The sudden opening of the door broke through the silence of the room and had him jumping back with a gasp. The sight of the intruder enough to calm his racing heart, his hand came up to thumb away the few tears that had escaped.

"Hey, are you ready to—" Isobel started before the remainder of the sentence caught in her throat. Her eyes widened as if she'd forgotten what awaited her in that room.

She swallowed hard as she approached, her eyes not straying from Alex even as she gathered her brother into a hug, her arms wrapping tight around his shoulders. He relished the warmth of her touch and the contact was enough to bring everything crashing down. The tears ran freely and without restraint as he wept into the collar of her uniform, his shoulders shuddering with each sharp inhale and in that moment, he couldn't focus on anything but the agony that was hell-bent on consuming him alive.

To her credit, Isobel didn't say a word, her palm rubbing a soothing up-and-down motion into his spine until he was ready to pull away.
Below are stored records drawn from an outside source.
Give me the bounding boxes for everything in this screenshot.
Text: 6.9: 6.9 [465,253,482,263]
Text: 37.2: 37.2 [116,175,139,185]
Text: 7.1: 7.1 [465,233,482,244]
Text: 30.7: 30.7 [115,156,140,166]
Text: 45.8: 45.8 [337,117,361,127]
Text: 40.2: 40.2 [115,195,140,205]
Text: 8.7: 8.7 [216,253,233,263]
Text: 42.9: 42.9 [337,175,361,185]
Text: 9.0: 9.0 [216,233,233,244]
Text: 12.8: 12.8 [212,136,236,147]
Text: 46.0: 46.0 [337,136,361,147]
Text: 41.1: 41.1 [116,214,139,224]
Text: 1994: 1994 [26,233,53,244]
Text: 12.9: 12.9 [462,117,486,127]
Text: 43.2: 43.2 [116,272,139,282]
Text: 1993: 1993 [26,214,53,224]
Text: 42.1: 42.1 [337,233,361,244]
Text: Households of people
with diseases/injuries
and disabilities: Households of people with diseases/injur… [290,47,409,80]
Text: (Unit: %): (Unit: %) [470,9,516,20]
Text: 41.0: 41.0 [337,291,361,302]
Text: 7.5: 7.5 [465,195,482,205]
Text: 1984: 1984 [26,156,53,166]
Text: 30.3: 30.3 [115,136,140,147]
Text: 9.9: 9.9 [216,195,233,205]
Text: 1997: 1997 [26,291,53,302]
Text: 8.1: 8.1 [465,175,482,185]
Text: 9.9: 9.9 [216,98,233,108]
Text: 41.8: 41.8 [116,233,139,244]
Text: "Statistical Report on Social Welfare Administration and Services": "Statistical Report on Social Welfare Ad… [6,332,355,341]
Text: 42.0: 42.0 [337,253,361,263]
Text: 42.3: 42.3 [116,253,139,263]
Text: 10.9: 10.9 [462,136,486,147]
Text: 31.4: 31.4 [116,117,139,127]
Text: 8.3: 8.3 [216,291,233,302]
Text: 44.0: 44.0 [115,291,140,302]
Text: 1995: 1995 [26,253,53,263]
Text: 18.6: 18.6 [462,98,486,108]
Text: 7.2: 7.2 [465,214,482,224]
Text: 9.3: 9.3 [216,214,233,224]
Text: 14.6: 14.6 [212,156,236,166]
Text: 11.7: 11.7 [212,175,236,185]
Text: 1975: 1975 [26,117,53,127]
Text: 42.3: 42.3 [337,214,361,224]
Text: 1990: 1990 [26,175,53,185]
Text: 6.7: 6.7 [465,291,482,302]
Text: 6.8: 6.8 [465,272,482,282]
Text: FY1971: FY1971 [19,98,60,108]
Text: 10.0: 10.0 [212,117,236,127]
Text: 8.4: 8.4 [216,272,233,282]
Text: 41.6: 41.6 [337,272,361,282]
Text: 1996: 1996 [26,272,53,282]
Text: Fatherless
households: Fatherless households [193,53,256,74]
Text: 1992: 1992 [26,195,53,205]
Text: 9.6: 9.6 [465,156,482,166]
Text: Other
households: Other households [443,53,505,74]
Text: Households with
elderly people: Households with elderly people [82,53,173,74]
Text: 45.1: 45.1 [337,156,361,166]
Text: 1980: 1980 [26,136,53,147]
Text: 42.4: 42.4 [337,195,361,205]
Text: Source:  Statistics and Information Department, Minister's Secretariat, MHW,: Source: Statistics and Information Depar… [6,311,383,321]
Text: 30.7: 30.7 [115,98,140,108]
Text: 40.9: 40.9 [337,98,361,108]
Even then, she didn't let him move far, her hands gently cupping his face.

"He's gonna be okay." She whispered reassuringly and the conviction in her voice was almost enough to have him believing it. Their plan was half-baked at best and they had zero proof that it was going to work, but their alternative was—

Well, the alternative was that Alex stayed as he was and that wasn't an option.

It was going to work. And he was going to be okay. And they really needed to leave before someone caught them.

Michael moved to the cupboards at the back of the room and rummaged through until he found what he was searching for. The white sheet fit perfectly as he placed it gently over Alex's body and he swallowed down the sickness that settled in his stomach at the sight of his boyfriend's outline under the material.

He kicked up the lock keeping the table's wheels in place, and the pair set off before they could be stopped. Back through the secret military base, back to their car sitting just outside the compound and back to the waiting team of self-appointed alien scientists ready to bring Alex Manes back to life.